Be aware that these are pretty much transparent, and that the sizes of the rolls vary with each design. They are going to let whatever is behind the material pretty much show through, so if you are trying to hide a surface, actor, etc., then these won't work for you.

Foamboard is great, but like plywood, Syntra, etc., it is rigid which often presents problems for oddly shaped rooms, mazes, etc., not to mention the difficulties in storing it during the off season.


----------



## Lambchop (Jan 28, 2011)

Thamks for the input. This gives me more paths to think about. I really appreciate it. It is obvious that the solid painted wall facades are the best way to go no matter how much time and money you spend. But they end up paying for them selves eventaully.
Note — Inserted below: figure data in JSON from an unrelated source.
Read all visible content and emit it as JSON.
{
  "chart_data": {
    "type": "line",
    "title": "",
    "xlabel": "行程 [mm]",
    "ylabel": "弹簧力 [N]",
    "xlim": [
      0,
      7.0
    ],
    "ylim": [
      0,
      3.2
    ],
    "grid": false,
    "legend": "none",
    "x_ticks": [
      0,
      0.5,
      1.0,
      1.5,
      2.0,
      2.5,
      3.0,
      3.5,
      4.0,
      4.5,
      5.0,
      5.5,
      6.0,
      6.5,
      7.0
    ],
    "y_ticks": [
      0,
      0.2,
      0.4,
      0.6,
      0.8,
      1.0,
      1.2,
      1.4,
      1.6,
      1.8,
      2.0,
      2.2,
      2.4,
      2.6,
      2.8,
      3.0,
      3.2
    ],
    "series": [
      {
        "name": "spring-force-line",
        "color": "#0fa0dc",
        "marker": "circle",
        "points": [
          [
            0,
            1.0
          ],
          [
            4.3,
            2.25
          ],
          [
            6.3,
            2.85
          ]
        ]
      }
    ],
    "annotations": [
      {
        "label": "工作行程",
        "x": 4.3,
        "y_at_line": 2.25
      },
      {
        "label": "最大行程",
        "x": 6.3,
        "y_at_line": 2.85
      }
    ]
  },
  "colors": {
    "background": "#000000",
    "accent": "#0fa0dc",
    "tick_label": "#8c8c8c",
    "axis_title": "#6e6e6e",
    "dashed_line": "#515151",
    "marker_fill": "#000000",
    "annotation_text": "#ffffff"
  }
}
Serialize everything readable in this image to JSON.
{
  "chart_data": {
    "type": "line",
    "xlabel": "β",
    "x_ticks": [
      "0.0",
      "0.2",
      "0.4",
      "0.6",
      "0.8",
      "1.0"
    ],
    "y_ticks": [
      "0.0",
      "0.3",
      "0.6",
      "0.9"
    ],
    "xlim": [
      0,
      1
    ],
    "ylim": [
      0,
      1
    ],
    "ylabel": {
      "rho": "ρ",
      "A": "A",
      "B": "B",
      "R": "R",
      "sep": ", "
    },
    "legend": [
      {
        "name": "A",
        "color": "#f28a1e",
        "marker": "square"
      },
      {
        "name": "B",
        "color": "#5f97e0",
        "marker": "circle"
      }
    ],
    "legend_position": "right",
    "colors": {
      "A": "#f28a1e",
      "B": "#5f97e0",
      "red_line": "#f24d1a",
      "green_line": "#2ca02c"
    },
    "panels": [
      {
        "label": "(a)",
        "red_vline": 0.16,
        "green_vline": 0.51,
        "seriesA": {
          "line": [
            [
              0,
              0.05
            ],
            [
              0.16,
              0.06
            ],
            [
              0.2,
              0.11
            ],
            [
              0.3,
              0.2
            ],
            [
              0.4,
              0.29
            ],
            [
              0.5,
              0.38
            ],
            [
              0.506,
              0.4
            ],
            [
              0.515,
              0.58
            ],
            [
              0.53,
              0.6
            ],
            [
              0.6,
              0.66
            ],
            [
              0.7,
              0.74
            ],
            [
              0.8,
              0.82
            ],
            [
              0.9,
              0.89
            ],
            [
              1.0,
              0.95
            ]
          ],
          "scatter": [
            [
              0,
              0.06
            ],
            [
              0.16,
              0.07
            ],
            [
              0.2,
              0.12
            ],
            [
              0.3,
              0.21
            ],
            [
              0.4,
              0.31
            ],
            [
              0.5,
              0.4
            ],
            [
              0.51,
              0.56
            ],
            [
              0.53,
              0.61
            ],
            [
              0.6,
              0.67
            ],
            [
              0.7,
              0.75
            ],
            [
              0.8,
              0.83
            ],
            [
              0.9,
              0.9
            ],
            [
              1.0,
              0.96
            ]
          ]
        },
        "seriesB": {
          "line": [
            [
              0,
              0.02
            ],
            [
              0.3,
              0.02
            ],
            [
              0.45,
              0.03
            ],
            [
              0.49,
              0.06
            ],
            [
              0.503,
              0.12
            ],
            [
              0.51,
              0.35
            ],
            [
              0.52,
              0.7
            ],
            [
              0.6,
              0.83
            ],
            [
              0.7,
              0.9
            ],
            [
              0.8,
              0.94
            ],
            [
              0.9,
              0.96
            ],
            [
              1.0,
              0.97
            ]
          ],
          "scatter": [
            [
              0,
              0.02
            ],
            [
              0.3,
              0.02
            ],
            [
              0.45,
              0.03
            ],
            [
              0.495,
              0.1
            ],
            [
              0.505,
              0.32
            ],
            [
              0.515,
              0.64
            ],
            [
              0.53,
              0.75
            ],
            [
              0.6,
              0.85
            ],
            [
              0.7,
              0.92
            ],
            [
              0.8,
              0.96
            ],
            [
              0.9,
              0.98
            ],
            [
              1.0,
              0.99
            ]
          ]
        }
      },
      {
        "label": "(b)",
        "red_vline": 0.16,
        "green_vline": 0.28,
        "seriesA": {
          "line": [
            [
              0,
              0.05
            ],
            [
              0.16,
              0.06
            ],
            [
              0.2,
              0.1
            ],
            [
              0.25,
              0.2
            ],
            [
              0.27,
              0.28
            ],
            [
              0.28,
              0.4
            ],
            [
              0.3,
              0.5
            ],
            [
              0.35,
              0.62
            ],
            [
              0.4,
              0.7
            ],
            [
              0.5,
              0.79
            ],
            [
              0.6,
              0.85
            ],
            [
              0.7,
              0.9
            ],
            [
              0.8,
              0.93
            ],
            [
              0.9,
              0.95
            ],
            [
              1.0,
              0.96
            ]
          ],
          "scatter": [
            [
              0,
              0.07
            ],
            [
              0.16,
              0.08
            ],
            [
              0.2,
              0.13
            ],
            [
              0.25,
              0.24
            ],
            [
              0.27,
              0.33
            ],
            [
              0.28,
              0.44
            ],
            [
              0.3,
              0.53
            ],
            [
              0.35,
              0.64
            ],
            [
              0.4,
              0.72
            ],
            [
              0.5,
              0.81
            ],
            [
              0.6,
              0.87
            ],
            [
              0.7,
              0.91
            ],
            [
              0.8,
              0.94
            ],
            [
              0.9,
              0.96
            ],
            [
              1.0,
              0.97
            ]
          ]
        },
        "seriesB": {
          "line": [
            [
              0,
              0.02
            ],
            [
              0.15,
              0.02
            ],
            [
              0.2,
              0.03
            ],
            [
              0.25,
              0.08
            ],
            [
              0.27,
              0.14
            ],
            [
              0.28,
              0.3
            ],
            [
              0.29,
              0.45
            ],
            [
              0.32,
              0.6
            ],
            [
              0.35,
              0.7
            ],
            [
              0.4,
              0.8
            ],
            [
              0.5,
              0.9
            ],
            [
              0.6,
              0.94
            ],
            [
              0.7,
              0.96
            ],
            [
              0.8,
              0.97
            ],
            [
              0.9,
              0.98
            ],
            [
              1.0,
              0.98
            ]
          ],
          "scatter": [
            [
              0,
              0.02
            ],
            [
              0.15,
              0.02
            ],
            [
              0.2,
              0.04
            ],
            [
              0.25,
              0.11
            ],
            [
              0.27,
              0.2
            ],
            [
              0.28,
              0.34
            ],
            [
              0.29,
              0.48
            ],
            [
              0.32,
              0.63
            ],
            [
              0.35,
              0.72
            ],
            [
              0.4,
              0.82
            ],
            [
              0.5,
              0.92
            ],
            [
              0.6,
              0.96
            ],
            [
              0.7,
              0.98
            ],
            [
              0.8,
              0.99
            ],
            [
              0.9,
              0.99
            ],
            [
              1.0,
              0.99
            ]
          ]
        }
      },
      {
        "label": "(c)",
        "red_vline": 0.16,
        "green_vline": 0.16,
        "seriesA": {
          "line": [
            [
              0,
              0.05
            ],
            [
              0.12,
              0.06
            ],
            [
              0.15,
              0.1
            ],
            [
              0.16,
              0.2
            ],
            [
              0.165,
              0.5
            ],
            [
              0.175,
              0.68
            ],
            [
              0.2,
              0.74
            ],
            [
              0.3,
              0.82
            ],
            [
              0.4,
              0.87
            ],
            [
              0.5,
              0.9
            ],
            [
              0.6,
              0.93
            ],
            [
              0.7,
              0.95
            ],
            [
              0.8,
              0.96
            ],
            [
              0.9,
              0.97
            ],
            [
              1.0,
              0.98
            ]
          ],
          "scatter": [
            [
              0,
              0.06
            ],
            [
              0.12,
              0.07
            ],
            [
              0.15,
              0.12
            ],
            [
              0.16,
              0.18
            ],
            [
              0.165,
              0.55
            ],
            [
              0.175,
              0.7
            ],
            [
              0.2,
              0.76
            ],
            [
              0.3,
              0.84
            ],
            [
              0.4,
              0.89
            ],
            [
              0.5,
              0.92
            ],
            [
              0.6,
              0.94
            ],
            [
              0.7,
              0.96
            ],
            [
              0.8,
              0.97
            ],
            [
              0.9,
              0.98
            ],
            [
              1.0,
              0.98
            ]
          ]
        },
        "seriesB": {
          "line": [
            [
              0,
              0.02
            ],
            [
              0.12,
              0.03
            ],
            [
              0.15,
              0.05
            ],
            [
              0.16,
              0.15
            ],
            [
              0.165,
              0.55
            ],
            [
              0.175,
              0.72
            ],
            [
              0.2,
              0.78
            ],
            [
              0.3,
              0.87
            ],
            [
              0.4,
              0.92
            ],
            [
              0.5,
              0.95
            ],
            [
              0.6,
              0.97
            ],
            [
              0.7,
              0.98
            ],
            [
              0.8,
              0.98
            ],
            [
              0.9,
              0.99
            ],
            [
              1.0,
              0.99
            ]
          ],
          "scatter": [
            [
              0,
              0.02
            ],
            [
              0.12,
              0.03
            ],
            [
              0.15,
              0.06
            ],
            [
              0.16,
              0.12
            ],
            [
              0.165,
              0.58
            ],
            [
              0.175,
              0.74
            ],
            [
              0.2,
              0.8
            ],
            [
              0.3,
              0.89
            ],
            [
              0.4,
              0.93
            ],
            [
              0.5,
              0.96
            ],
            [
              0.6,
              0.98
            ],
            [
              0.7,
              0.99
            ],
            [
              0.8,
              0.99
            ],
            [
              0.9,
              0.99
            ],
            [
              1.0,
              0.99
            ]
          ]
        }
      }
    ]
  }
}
Just need to rent a storeage locker I guess. Was trying to avoid that but looks like I need one anyways. 
Much appreciated.


----------



## fontgeek (Jul 24, 2006)

You have to weigh out your actual needs and uses for the panels. If they are something people will be bumping into or that you need to physically hang something on then they will probably need to be rigid in nature. If it's to cover existing walls, or for walls or dividers that are out of reach of guests then softer/flexible materials may be the way to go. You may find that a mix of both rigid and flexible panels or covers is the way to go for you and your haunt. Remember that you have to store and transfer (be able to move) whatever you decide on, so while 4x8 rigid panels may seem great, unless you have a way to easily move them about (e.g. to and from a storage unit) you will have to find someone with a full sized truck or something with big enough roof racks to carry your goods.


----------



## Halloweengroep (Feb 11, 2012)

Look what we did, we used old curtains to decorate our walls and it looks very nice!


----------



## Turbophanx (Jun 30, 2008)

Very cool.

I used the standard brick/stone wall as a backdrop for my garage. I hung the black plastick tarp from Home Depot, and then hung the scene setter on top. Worked great and easy tear down.


----------



## EverydayisHalloween311 (Oct 14, 2011)

That looks awesome halloweengroep.


----------